10. The Industry Continues to Consolidate

Omniture, one of the top providers of Web analytics tools and services, recently announced that they are in the process of acquiring Offermatica, one of the top providers in multivariate testing. Web analytics companies have been buying up related technology firms right and left: email marketing and measurement companies, keyword search bidding companies, advertising optimization companies - they're all up for grabs. This is a trend that will not slow down.

But there's another side to it as well. We can expect to see Web analytics companies purchased by larger business intelligence firms and data warehouse organizations. This industry is a bustling sea of acquisition opportunities.

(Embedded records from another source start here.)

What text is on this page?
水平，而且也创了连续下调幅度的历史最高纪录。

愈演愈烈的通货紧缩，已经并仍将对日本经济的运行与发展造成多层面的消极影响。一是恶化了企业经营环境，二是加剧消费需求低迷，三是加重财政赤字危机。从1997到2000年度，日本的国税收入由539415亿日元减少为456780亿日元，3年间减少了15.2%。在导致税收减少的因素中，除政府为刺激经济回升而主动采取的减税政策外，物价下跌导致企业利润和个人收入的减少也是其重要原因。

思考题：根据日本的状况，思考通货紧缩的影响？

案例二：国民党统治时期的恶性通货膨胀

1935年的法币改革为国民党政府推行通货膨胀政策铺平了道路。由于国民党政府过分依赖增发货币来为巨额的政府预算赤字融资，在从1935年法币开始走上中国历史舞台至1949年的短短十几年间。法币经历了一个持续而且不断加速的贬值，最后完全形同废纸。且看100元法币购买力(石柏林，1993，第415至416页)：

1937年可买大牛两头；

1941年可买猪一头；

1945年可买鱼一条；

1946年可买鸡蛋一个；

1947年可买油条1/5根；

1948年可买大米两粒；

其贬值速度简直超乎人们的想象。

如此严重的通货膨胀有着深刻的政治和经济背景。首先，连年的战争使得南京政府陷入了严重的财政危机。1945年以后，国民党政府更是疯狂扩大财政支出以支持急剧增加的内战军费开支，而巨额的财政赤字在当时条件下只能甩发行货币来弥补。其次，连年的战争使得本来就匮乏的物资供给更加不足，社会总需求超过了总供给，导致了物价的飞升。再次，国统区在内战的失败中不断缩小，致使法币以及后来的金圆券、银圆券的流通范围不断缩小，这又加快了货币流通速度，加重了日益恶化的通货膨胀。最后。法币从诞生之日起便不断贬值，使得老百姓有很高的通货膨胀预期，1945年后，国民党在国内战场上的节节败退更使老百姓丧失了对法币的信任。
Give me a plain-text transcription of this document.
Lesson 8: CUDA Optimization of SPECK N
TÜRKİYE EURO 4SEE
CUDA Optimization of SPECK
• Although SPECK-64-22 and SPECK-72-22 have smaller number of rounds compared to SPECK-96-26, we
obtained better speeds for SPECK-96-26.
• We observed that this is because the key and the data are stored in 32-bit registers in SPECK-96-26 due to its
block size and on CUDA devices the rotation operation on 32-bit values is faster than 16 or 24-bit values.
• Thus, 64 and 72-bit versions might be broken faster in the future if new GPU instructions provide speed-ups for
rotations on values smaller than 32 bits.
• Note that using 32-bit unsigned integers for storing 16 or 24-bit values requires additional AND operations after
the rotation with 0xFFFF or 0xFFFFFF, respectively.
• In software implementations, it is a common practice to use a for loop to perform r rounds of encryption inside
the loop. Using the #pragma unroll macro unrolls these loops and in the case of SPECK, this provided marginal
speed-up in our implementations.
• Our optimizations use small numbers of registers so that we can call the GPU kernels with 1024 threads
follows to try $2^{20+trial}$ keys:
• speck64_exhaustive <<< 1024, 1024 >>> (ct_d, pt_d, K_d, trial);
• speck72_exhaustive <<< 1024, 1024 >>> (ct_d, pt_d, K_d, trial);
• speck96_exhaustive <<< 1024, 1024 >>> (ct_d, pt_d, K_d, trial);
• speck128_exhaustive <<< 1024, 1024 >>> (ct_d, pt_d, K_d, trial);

Bonus Trend. The Rich Get Richer

The Internet was to be the great leveler. When even the smallest company could create a website and sell their goods and services to the world, then they all had a chance against Big Business. It didn't work out that way.

The companies with the biggest budgets had the most clout. They could reach further, promote stronger and design and develop faster than two guys in a garage.

Today, even with every individual on the planet blogging their brains out, those with the most money to pay for the best tools and the most insightful analysts will win the day. This time, the battle isn't about who can buy the most Super Bowl minutes to blast their message to the world. This time, the winners will be the ones who know how to quickly collect, accurately cleanse and insightfully interpret the most data. These are the firms that are paying attention to what people do online, how they respond to offers and how they feel about the experience. This is a trend that is not going to go away.